Man and Woman Seated Back to Back, Norman Rockwell, 1920

Where is justice to be found? Who is right and who has been wronged? It does not matter. No, not one bit. The apparent issue is not The Real Issue. The much argued subject is merely the stage for crying over old bruises and creating new ones. You can spend hours and lots of money with a marriage counselor adjudicating each bruise.

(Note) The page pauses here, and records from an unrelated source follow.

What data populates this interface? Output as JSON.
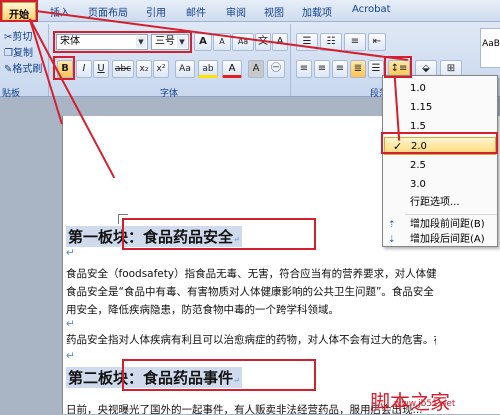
{
  "tabs": [
    "开始",
    "插入",
    "页面布局",
    "引用",
    "邮件",
    "审阅",
    "视图",
    "加载项",
    "Acrobat"
  ],
  "clipboard": {
    "cut": "剪切",
    "copy": "复制",
    "painter": "格式刷",
    "group": "贴板"
  },
  "font": {
    "name": "宋体",
    "size": "三号",
    "group": "字体",
    "bold": "B",
    "italic": "I",
    "underline": "U",
    "strike": "abc",
    "sub": "x₂",
    "super": "x²",
    "clear": "Aa",
    "grow": "A",
    "shrink": "A",
    "highlight": "ab",
    "color": "A",
    "charshade": "A",
    "border": "A"
  },
  "paragraph_group": "段落",
  "styles_preview": "AaB",
  "line_spacing_menu": {
    "items": [
      "1.0",
      "1.15",
      "1.5",
      "2.0",
      "2.5",
      "3.0"
    ],
    "selected": "2.0",
    "check": "✓",
    "options": "行距选项...",
    "add_before": "增加段前间距(B)",
    "add_after": "增加段后间距(A)"
  },
  "document": {
    "heading1": "第一板块：食品药品安全",
    "p1_line1": "食品安全（foodsafety）指食品无毒、无害，符合应当有的营养要求，对人体健康",
    "p1_line2": "食品安全是“食品中有毒、有害物质对人体健康影响的公共卫生问题”。食品安全",
    "p1_line3": "用安全，降低疾病隐患，防范食物中毒的一个跨学科领域。",
    "p2_line1": "药品安全指对人体疾病有利且可以治愈病症的药物，对人体不会有过大的危害。在",
    "heading2": "第二板块：食品药品事件",
    "p3_line1": "日前，央视曝光了国外的一起事件，有人贩卖非法经营药品，服用后会出现...",
    "para_mark": "↵"
  },
  "watermark": {
    "text": "脚本之家",
    "url": "www.jb51.net"
  },
  "colors": {
    "annotation": "#d2202e",
    "ribbon": "#dfe8f6",
    "highlight": "#ffd776"
  }
}
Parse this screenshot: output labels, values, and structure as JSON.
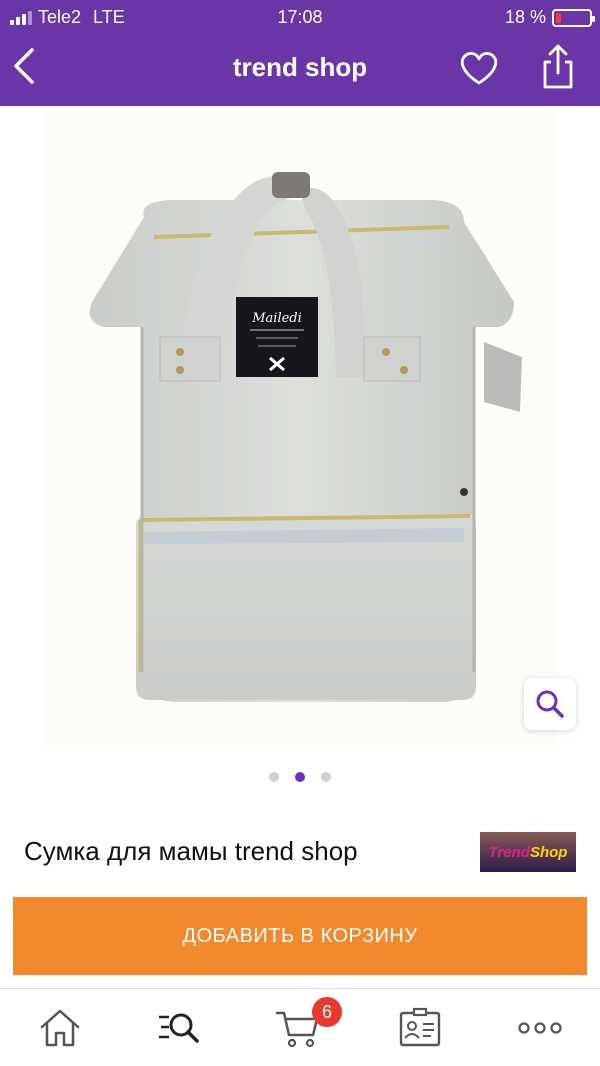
{
  "status_bar": {
    "carrier": "Tele2",
    "network": "LTE",
    "time": "17:08",
    "battery": "18 %",
    "battery_level": 0.18
  },
  "header": {
    "title": "trend shop",
    "back_icon": "chevron-left-icon",
    "favorite_icon": "heart-icon",
    "share_icon": "share-icon"
  },
  "gallery": {
    "image": "product-photo-backpack",
    "current_index": 2,
    "total": 3,
    "zoom_icon": "magnifier-icon"
  },
  "product": {
    "title": "Сумка для мамы trend shop",
    "logo": {
      "part1": "Trend",
      "part2": "Shop"
    }
  },
  "actions": {
    "add_to_cart": "ДОБАВИТЬ В КОРЗИНУ"
  },
  "tabbar": {
    "items": [
      {
        "icon": "home-icon"
      },
      {
        "icon": "catalog-search-icon"
      },
      {
        "icon": "cart-icon",
        "badge": "6"
      },
      {
        "icon": "profile-card-icon"
      },
      {
        "icon": "more-icon"
      }
    ]
  },
  "colors": {
    "header": "#6a35a6",
    "accent": "#6a2fc4",
    "button": "#f08a2d",
    "badge": "#e8392f"
  }
}
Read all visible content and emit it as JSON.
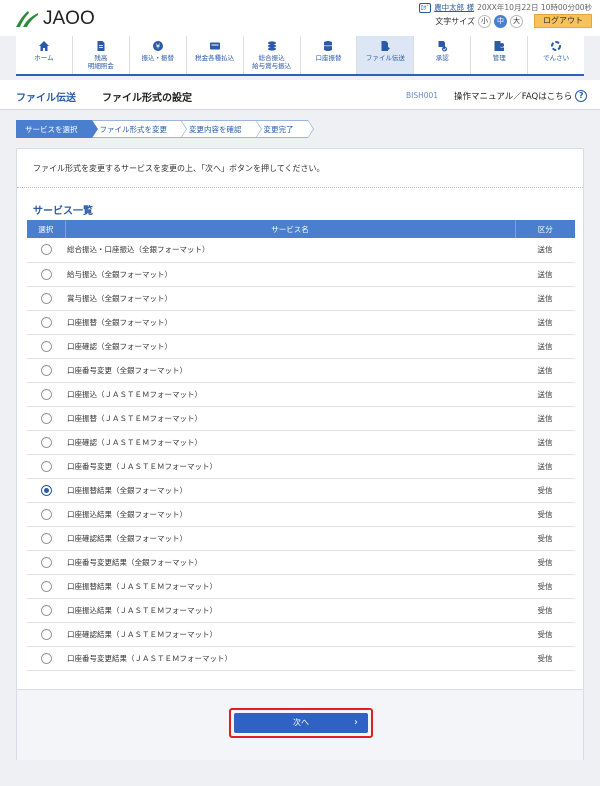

Trivial conflicts and innocuous behaviors cannot create the kind of energy that is required for years of these superficial dramas. Pain energy of this magnitude comes from The Real Issue, which is not getting your attachment needs met (and not being able to meet the same needs of your partner). To simplify, consider affirmation, encouragement and consolation as three primary attachment needs. You only demand them from your attachment figure. The first such figure was your primary caregiver. Part of the excitement and limerance of marriage comes from the promise of securing a new and permanent attachment figure.

When the adult attachment figure does not deliver the goods you are disappointed and disillusioned at best,  crushed and desperate at worst. You hold that pain and it festers. Some momentary relief comes through anger (or numbing, denial, affairs, etc., etc.) and any little irritant can get the emotional pain energy flowing. A new quarrel begins.

How Can We Get Out of This Cycle?

If you could quarrel about The Real Issue, that would be a lot of progress. At least your energy would not be complete wasted. Better would be not to quarrel at all and see the tragedy of your deeper wounds and those of your partner through the eyes of your heart. It sucks not to have your attachment needs met. Too often they were not met in childhood either and that is an even bigger tragedy. How was this flawed person before you trained to affirm, encourage and console? Is that his/her fault?